Tarantino no concibió Kill Bill como una saga. Y yo no acostumbro a hablar de ella como dos partes, sino como una única película. Una duración desmedida, la desatada violencia y la autoconsciencia de que la batalla contra los 88 maníacos tenía sabor a clímax, hizo que los productores le sugirieran tal división, y por lo tanto me obligo a hablar de secuela. Segunda parte donde el autor calma su nervio, consciente del ritmo frenético y de las gloriosas exageraciones que había dejado en el Volumen 1, y se sosiega para redondear a los personajes, para dotarles de tiempo en el que puedan explicarse, y deja de lado los litros desparramados de sangre para volver la trama aún más violenta.
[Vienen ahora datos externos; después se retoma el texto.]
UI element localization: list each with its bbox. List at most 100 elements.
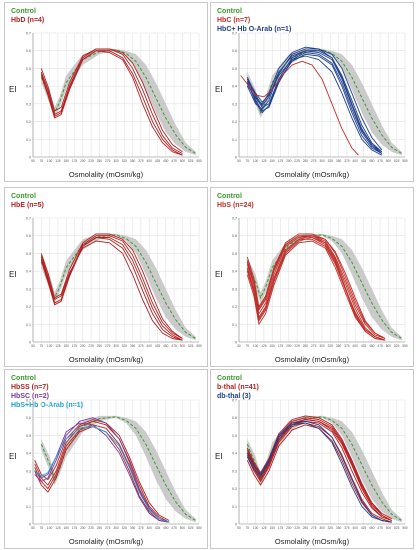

Violencia que no es explícita, ni está dibujada con la acción que ya vimos antes. La violencia es mucho más sutil, más cruel, y que hay que degustar a pequeños sorbos. Si volumen 1 era cerveza, volumen 2 es vino. Recurrir a lo físico hubiera sido redundante y dar más de lo mismo. Aquí los combates son verbales y psicológicos, con pausadas y tensas escenas consumadas con explosiones catárticas, una seña de identidad que siempre ha identificado a Quentin y que vuelve a recoger aquí. Parte de una explicación más poética y terrenal de lo que sucedió en la sangrienta no boda, los rivales son más viscerales, y volvemos a tener la oportunidad de contemplar la admiración por la cultura oriental con el capítulo de la tutela de Pai Mei. Además, dos de las batallas que suceden son complementarias en cuanto a los sentimientos que desprenden los rivales. En la primera, el odio desaforado que se tienen la Novia y la traicionera Elle Driver. En la siguiente, el doloroso amor que la protagonista y Bill se profesan.
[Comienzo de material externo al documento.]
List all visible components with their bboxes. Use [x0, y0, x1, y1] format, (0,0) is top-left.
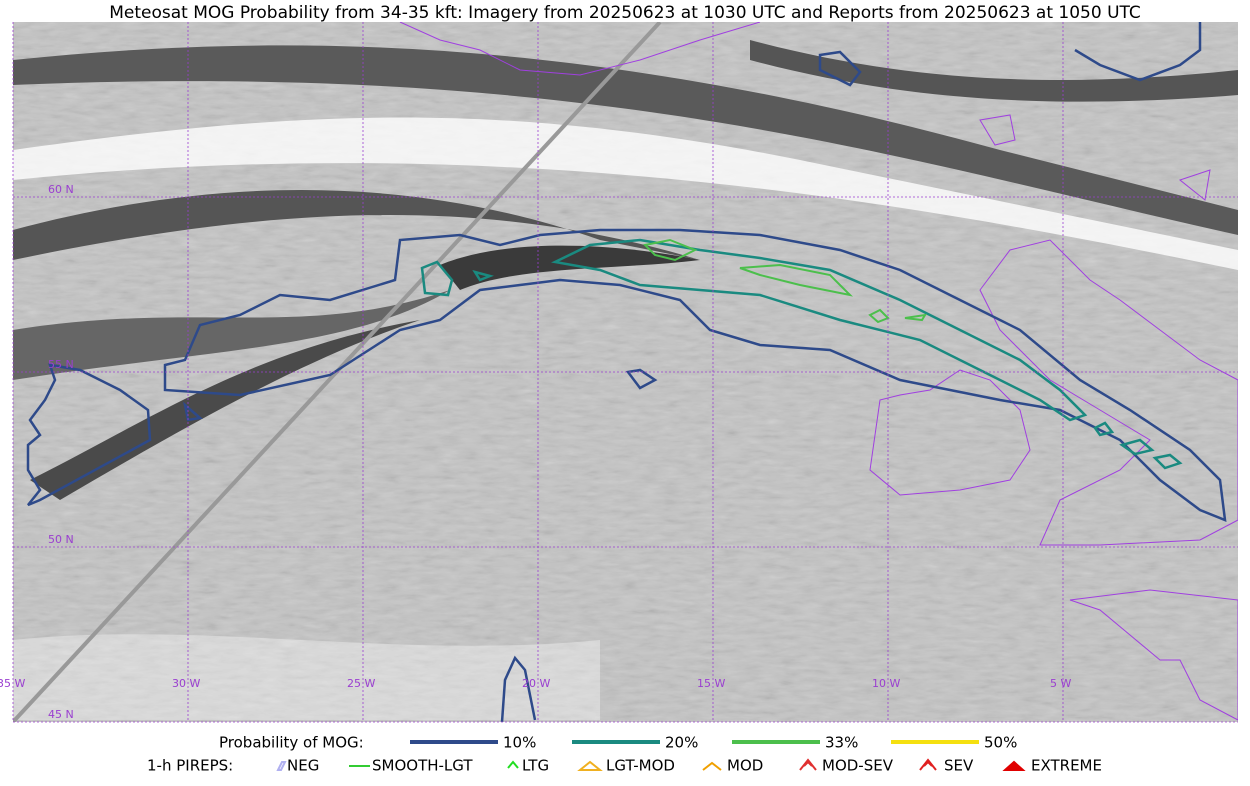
- legend-label: MOD: [727, 757, 763, 775]
- lat-label: 50 N: [48, 533, 74, 546]
- legend-label: 20%: [665, 734, 698, 752]
- contours: [26, 22, 1227, 722]
- legend-icon: [577, 760, 603, 771]
- legend-title: Probability of MOG:: [219, 734, 364, 752]
- legend: 10% 20% 33% 50% NEG SMOOTH-LGT LTG LGT-MOD MOD MO…: [276, 734, 1102, 775]
- lon-label: 35 W: [0, 677, 25, 690]
- lon-label: 25 W: [347, 677, 375, 690]
- legend-icon: [702, 761, 722, 771]
- legend-icon: [799, 758, 817, 771]
- legend-label: LGT-MOD: [606, 757, 675, 775]
- lon-label: 20 W: [522, 677, 550, 690]
- lon-label: 15 W: [697, 677, 725, 690]
- legend-icon: [1002, 760, 1026, 771]
- legend-label: LTG: [522, 757, 549, 775]
- legend-label: MOD-SEV: [822, 757, 894, 775]
- lat-label: 55 N: [48, 358, 74, 371]
- graticule: [12, 22, 1238, 723]
- legend-icon: [276, 761, 287, 771]
- legend-label: 50%: [984, 734, 1017, 752]
- legend-label: SMOOTH-LGT: [372, 757, 473, 775]
- legend-label: SEV: [944, 757, 974, 775]
- legend-label: NEG: [287, 757, 319, 775]
- legend-label: 10%: [503, 734, 536, 752]
- lon-label: 30 W: [172, 677, 200, 690]
- title: Meteosat MOG Probability from 34-35 kft:…: [109, 3, 1141, 23]
- legend-label: EXTREME: [1031, 757, 1102, 775]
- legend-icon: [919, 758, 937, 771]
- lon-label: 10 W: [872, 677, 900, 690]
- legend-icon: [507, 760, 519, 769]
- legend-label: 33%: [825, 734, 858, 752]
- lat-label: 60 N: [48, 183, 74, 196]
- lon-label: 5 W: [1050, 677, 1071, 690]
- legend-title: 1-h PIREPS:: [147, 757, 233, 775]
- lat-label: 45 N: [48, 708, 74, 721]
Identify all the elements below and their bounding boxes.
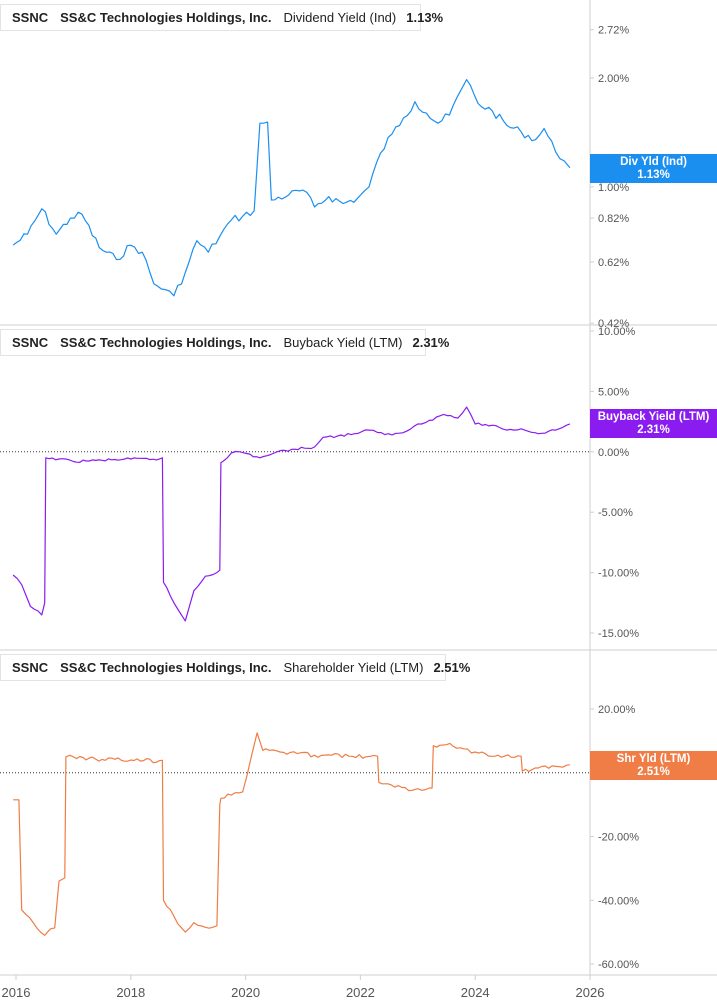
x-tick-label: 2016 — [2, 985, 31, 1000]
legend-value: 2.31% — [412, 335, 450, 350]
legend-value: 1.13% — [406, 10, 444, 25]
x-tick-label: 2022 — [346, 985, 375, 1000]
buyback-last-value-badge: Buyback Yield (LTM) 2.31% — [590, 409, 717, 438]
legend-company: SS&C Technologies Holdings, Inc. — [60, 335, 272, 350]
y-tick-label: 0.00% — [598, 447, 629, 459]
shareholder-legend: SSNC SS&C Technologies Holdings, Inc. Sh… — [0, 654, 470, 681]
dividend-yield-line — [12, 79, 571, 297]
badge-value: 2.51% — [637, 766, 670, 778]
legend-ticker: SSNC — [12, 10, 49, 25]
buyback-legend: SSNC SS&C Technologies Holdings, Inc. Bu… — [0, 329, 449, 356]
legend-metric: Buyback Yield (LTM) — [283, 335, 403, 350]
legend-company: SS&C Technologies Holdings, Inc. — [60, 660, 272, 675]
badge-label: Buyback Yield (LTM) — [597, 411, 710, 423]
legend-ticker: SSNC — [12, 660, 49, 675]
legend-company: SS&C Technologies Holdings, Inc. — [60, 10, 272, 25]
badge-label: Shr Yld (LTM) — [616, 753, 691, 765]
badge-label: Div Yld (Ind) — [620, 156, 687, 168]
y-tick-label: -5.00% — [598, 507, 633, 519]
y-tick-label: 2.00% — [598, 73, 629, 85]
y-tick-label: 1.00% — [598, 182, 629, 194]
x-tick-label: 2024 — [461, 985, 490, 1000]
y-tick-label: -15.00% — [598, 628, 639, 640]
badge-value: 1.13% — [637, 169, 670, 181]
y-tick-label: 0.82% — [598, 213, 629, 225]
y-tick-label: -10.00% — [598, 568, 639, 580]
x-tick-label: 2018 — [116, 985, 145, 1000]
legend-metric: Dividend Yield (Ind) — [283, 10, 397, 25]
dividend-legend: SSNC SS&C Technologies Holdings, Inc. Di… — [0, 4, 443, 31]
y-tick-label: 2.72% — [598, 25, 629, 37]
y-tick-label: 20.00% — [598, 704, 636, 716]
badge-value: 2.31% — [637, 424, 670, 436]
x-tick-label: 2026 — [576, 985, 605, 1000]
legend-metric: Shareholder Yield (LTM) — [283, 660, 424, 675]
buyback-yield-line — [12, 406, 571, 622]
y-tick-label: -40.00% — [598, 895, 639, 907]
y-tick-label: 5.00% — [598, 386, 629, 398]
legend-value: 2.51% — [433, 660, 471, 675]
y-tick-label: 10.00% — [598, 326, 636, 338]
y-tick-label: -60.00% — [598, 959, 639, 971]
y-tick-label: 0.42% — [598, 318, 629, 330]
y-tick-label: -20.00% — [598, 832, 639, 844]
y-tick-label: 0.62% — [598, 257, 629, 269]
legend-ticker: SSNC — [12, 335, 49, 350]
shareholder-yield-line — [13, 732, 570, 936]
x-tick-label: 2020 — [231, 985, 260, 1000]
dividend-last-value-badge: Div Yld (Ind) 1.13% — [590, 154, 717, 183]
shareholder-last-value-badge: Shr Yld (LTM) 2.51% — [590, 751, 717, 780]
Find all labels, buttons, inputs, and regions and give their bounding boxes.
Tenemos al Tarantino con sentimientos más enfrentados de toda su carrera. Mezcla ternura, compasión y nostalgia para enfrentarlos con la villanía más pura. Personajes capaces de traicionarse y guardarse los unos de los otros por ofrecer una lealtad casi enfermiza a su orgullo propio y a sus principios morales. Bill y la Novia, asesinos ya amantes, cada uno con su dolor particular, el episodio final se eleva en un crescendo conmovedor.
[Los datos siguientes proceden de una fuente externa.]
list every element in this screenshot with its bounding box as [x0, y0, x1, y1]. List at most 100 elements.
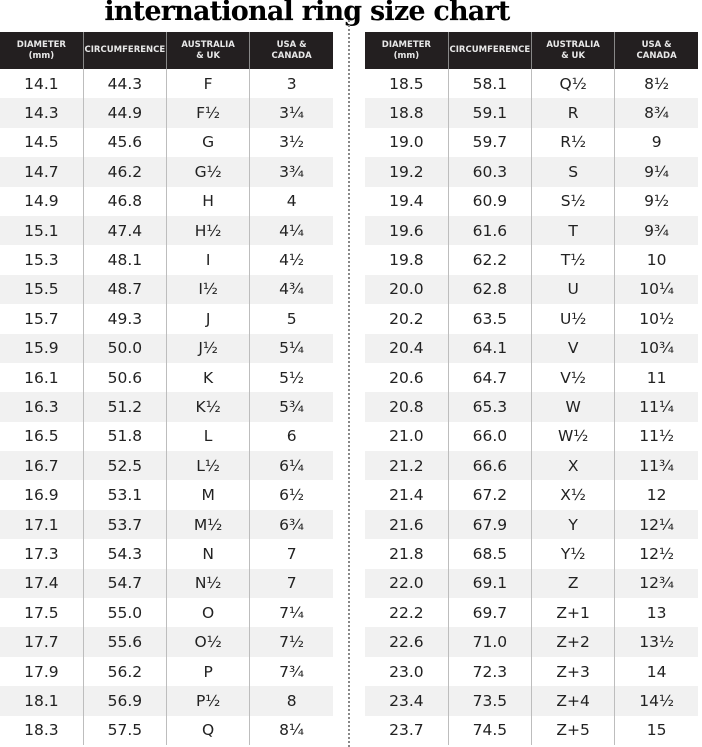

No falta a la cita una banda sonora que encaja como un puzzle, con muchos temas que se toman prestados a Ennio Morricone, y una fotografía que alude a clásicos westerns o a los clásicos más rebuscados del cine B. Deja intacta la esencia de la primera parte, la magnifica aún más si cabe, y deja una experiencia fílmica inolvidable.